De la corvée d’eau à Tunis au hammam à Givors : une vie de travail #3

Épisode 3 : De la Tunisie à la France, d’une fromagerie à l’autre, pour une vie de travail rude mais libre.

J’ai travaillé dans cette usine tunisienne de l’âge de 13 ans jusqu’à 19 ans, à mon départ en France.

Ma mère n’a jamais voulu émigrer. Elle travaillait aussi dans une conserverie. Il y en avait beaucoup dans la région. Beaucoup de femmes travaillaient à l’extérieur. Ouehma, ma grand-mère maternelle, a travaillé pendant dix-neuf ans. Dans la famille, ni elle, ni ma mère ou mes sœurs, personne n’a jamais porté le voile ! Aujourd’hui je crois qu’il y a plus de femmes voilées qu’avant. Dans ma jeunesse, celui qui voulait travailler le vendredi, il travaillait ; celui qui voulait prier, il priait ; celui qui voulait se souler, il se soulait. Il y a eu la révolution en Tunisie. Les islamistes n’ont pas réussi. Les femmes avaient beaucoup de liberté, avant et à nouveau maintenant. Les femmes se sont révoltées, elles ne se sont pas laissé faire, elles ont voulu garder leur liberté.

J’ai connu mon mari, Mohamed, en Tunisie. Il était venu pour les vacances. Il habitait en France. Après il est reparti.

Avec Mohamed, on s’est écrit des lettres pendant deux ans. Je lui ai dit que moi, si je venais en France, c’était pour travailler, sinon, je ne viendrais pas. Ensuite on s’est mariés. Puis je l’ai suivi en France où je suis arrivée le 20 mai 1970. Il habitait un village. C’est le premier village français que j’ai connu. Il était logé par son patron, juste à côté de l’usine. Le patron logeait les immigrés : des Portugais, des Italiens, des Tunisiens.

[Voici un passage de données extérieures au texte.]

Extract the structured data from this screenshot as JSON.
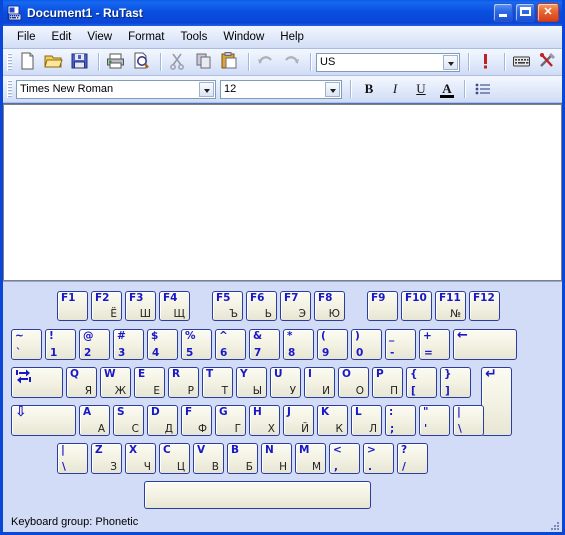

Dans les appartements loués par le patron ce n’était vraiment pas confortable. Il n’y avait pas de douche ni de toilettes. On payait le loyer au patron. On se douchait à l’usine. Il fallait faire la queue pour se laver. Et les toilettes étaient à l’extérieur. Un hiver il faisait tellement froid que je cherchais mes fesses, je me demandais ce qui était dur, comme ça ! Il fallait aller dehors, moi je n’aimais pas le pot de chambre, c’est dégueulasse.

224_001

J’ai été embauchée dès que je suis arrivée. Quand j’ai commencé à travailler dans cette usine, j’étais encore en congé de mariage. Encore une fromagerie ! C’est pour cette raison qu’on m’appelait « Malika fromage » ! Le directeur a dit à mon mari : « Si ta femme porte des robes longues, comme les Algériennes, je n’en veux pas. » Pour le travail il fallait porter des bottes. Mon mari a dit que je ne portais pas de robe longue, j’adorais les minijupes, même si je n’avais pas de jolies jambes !

L’après-midi les camions-citernes apportaient le lait. Des hommes le préparaient jusqu’au soir dans de grands bacs. Et le matin, nous, les femmes, on le démoulait à la main. Au début, à la fromagerie, en France exactement comme en Tunisie, j’étais démouleuse. Je me croyais là-bas !

Je ne sais pas pourquoi, je suis faite pour travailler. J’ai toujours besoin de travailler, c’est comme ça ! Pour ce qui concerne ma grand-mère, je ne sais pas, mais ma mère, elle, elle a commencé à travailler à 21 ans. J’ai besoin de me sentir utile à quelque chose. Je n’aime pas rester entre quatre murs. C’est ma vie ! Ma vie, c’est le travail ! Mon travail, c’est ma vie !

Quand j’ai accouché, je n’ai pas trouvé de nourrice, j’ai emmené mon bébé chez ma maman en Tunisie, elle est restée chez elle pendant deux ans. Sinon il aurait fallu que j’abandonne le travail. Et pour moi, pas question ! Ensuite, dès que j’ai trouvé une nourrice j’ai fait revenir Aoutef. Avant, toutes les femmes travaillaient, c’était impossible de trouver une nourrice. Quand ma fille est revenue, elle est allée à l’école. Quand Aoutef était en Tunisie, je pleurais des larmes brulantes. Je ne suis allée que deux fois par an seulement, pour aller la voir. Elle me manquait beaucoup.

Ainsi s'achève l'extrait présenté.